Before the introduction of kanji from China, Japanese had no writing system. At first, Chinese characters were used in Japanese syntactical formats, and the result was sentences that look like Chinese but were read phonetically as Japanese. Chinese characters were further adapted, creating what is known as man'yōgana, the earliest form of kana, or syllabic writing. The earliest works were created in the Nara period. These include Kojiki (712), a work recording Japanese mythology and legendary history; Nihon Shoki (720), a chronicle with a slightly more solid foundation in historical records than Kojiki; and Man'yōshū (759), a poetry anthology. One of the stories they describe is the tale of Urashima Tarō, which has been identified as the earliest example of a story involving time travel.[1]
Classical Japanese literature generally refers to literature produced during the Heian period, referred to as the golden era of art and literature. Genji Monogatari (early 11th century) by a woman named Murasaki Shikibu is considered the pre-eminent masterpiece of Heian fiction and an early example of a work of fiction in the form of a novel. Other important writings of this period include the Kokin Wakashū (905), a waka-poetry anthology, and Makura no Sōshi (990s), the latter written by Murasaki Shikibu's contemporary and rival, Sei Shōnagon, as an essay about the life, loves, and pastimes of nobles in the Emperor's court. The iroha poem, now one of two standard orderings for the Japanese syllabary, was also developed during the early part of this period.
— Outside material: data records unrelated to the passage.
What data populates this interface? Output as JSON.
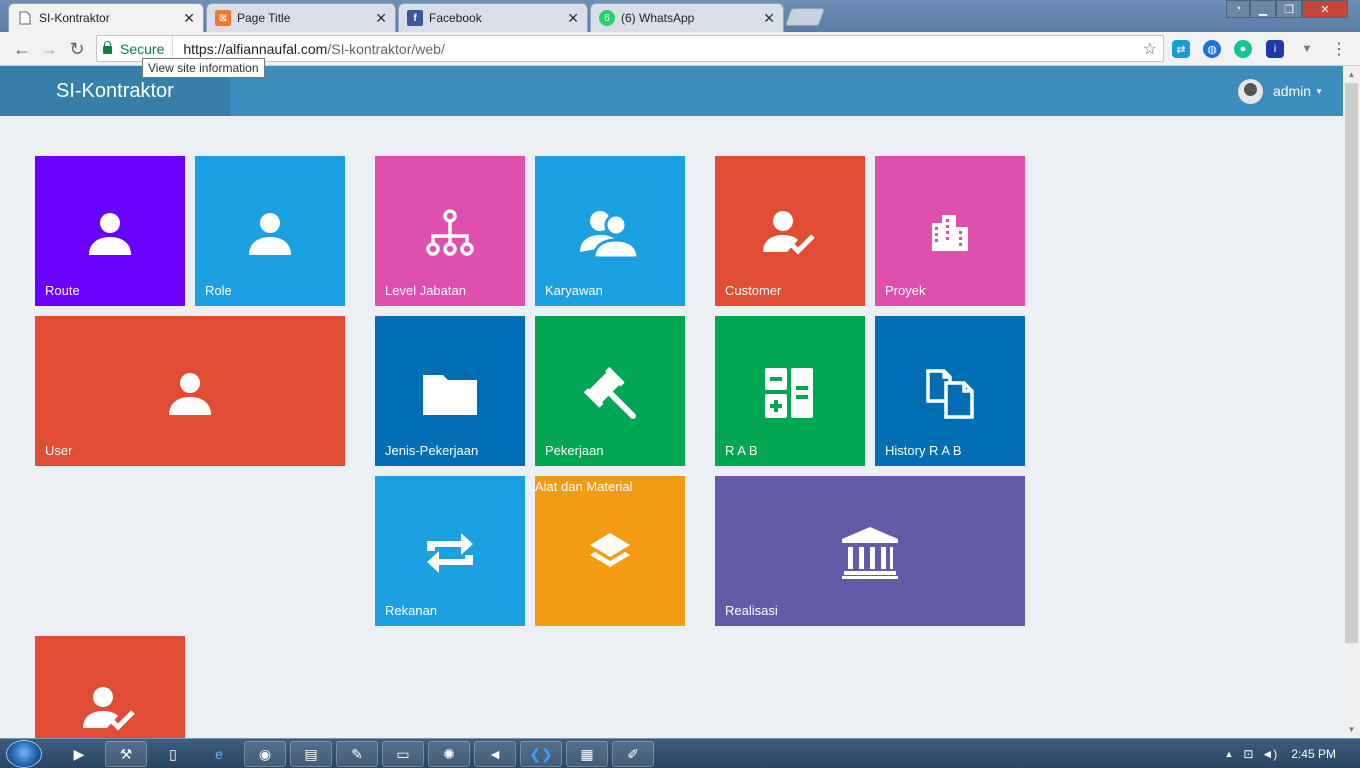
{
  "browser": {
    "tabs": [
      {
        "title": "SI-Kontraktor",
        "favicon": "page-icon",
        "active": true
      },
      {
        "title": "Page Title",
        "favicon": "xampp-icon",
        "active": false
      },
      {
        "title": "Facebook",
        "favicon": "facebook-icon",
        "active": false
      },
      {
        "title": "(6) WhatsApp",
        "favicon": "whatsapp-icon",
        "active": false
      }
    ],
    "secure_label": "Secure",
    "url_host": "https://alfiannaufal.com",
    "url_path": "/SI-kontraktor/web/",
    "tooltip": "View site information"
  },
  "app": {
    "brand": "SI-Kontraktor",
    "user": "admin"
  },
  "tiles": [
    {
      "label": "Route",
      "icon": "user-icon",
      "color": "#6a00ff"
    },
    {
      "label": "Role",
      "icon": "user-icon",
      "color": "#1ba1e2"
    },
    {
      "label": "User",
      "icon": "user-icon",
      "color": "#e04c34"
    },
    {
      "label": "Level Jabatan",
      "icon": "sitemap-icon",
      "color": "#df4fae"
    },
    {
      "label": "Karyawan",
      "icon": "users-icon",
      "color": "#1ba1e2"
    },
    {
      "label": "Jenis-Pekerjaan",
      "icon": "folder-icon",
      "color": "#006eb4"
    },
    {
      "label": "Pekerjaan",
      "icon": "gavel-icon",
      "color": "#00a651"
    },
    {
      "label": "Rekanan",
      "icon": "retweet-icon",
      "color": "#1ba1e2"
    },
    {
      "label": "Alat dan Material",
      "icon": "layers-icon",
      "color": "#f39c12"
    },
    {
      "label": "Customer",
      "icon": "user-check-icon",
      "color": "#e04c34"
    },
    {
      "label": "Proyek",
      "icon": "building-icon",
      "color": "#df4fae"
    },
    {
      "label": "R A B",
      "icon": "calculator-icon",
      "color": "#00a651"
    },
    {
      "label": "History R A B",
      "icon": "copy-icon",
      "color": "#006eb4"
    },
    {
      "label": "Realisasi",
      "icon": "bank-icon",
      "color": "#635ba8"
    },
    {
      "label": "",
      "icon": "user-check-icon",
      "color": "#e04c34"
    }
  ],
  "taskbar": {
    "clock": "2:45 PM"
  }
}
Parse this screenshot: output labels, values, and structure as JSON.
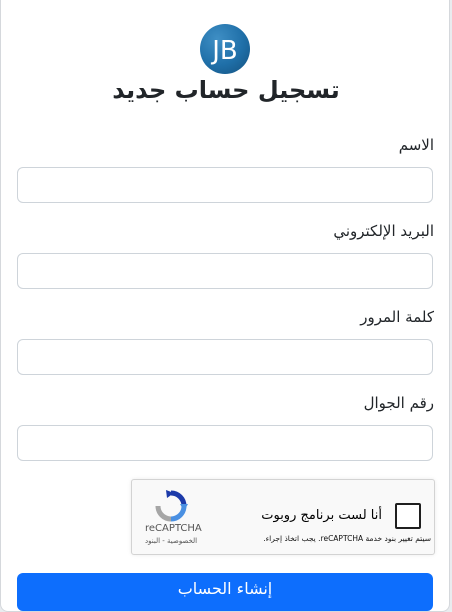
{
  "header": {
    "logo_text": "JB",
    "title": "تسجيل حساب جديد"
  },
  "form": {
    "name_label": "الاسم",
    "email_label": "البريد الإلكتروني",
    "password_label": "كلمة المرور",
    "phone_label": "رقم الجوال",
    "name_value": "",
    "email_value": "",
    "password_value": "",
    "phone_value": ""
  },
  "recaptcha": {
    "label": "أنا لست برنامج روبوت",
    "terms": "سيتم تغيير بنود خدمة reCAPTCHA. يجب اتخاذ إجراء.",
    "brand": "reCAPTCHA",
    "links": "الخصوصية - البنود",
    "icon": "recaptcha-logo-icon",
    "checked": false
  },
  "actions": {
    "submit_label": "إنشاء الحساب"
  },
  "colors": {
    "primary": "#0d6efd",
    "logo_blue": "#1f6fa8"
  }
}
The 10th century Japanese narrative, Taketori Monogatari, can be considered an early example of proto-science fiction. The protagonist of the story, Kaguya-hime, is a princess from the Moon who is sent to Earth for safety during a celestial war, and is found and raised by a bamboo cutter. She is later taken back to her extraterrestrial family in an illustrated depiction of a disc-shaped flying object similar to a flying saucer.[2] Another notable piece of fictional Japanese literature was Konjaku Monogatarishū, a collection of over a thousand stories in 31 volumes. The volumes cover various tales from India, China and Japan. In this time, the imperial court particularly patronized the poets, most of whom were courtiers or ladies-in-waiting. Reflecting the aristocratic atmosphere, the poetry was elegant and sophisticated and expressed emotions in a rhetorical style. Editing the resulting anthologies of poetry soon became a national pastime.
During this period, Japan experienced many civil wars which led to the development of a warrior class, and subsequent war tales, histories, and related stories. Work from this period is notable for its insights into life and death, simple lifestyles, and redemption through killing. A representative work is The Tale of the Heike (1371), an epic account of the struggle between the Minamoto and Taira clans for control of Japan at the end of the twelfth century. Other important tales of the period include Kamo no Chōmei's Hōjōki (1212) and Yoshida Kenkō's Tsurezuregusa (1331).
Other notable genres in this period were renga, or linked verse, and Noh theater. Both were rapidly developed in the middle of the 14th century, the early Muromachi period.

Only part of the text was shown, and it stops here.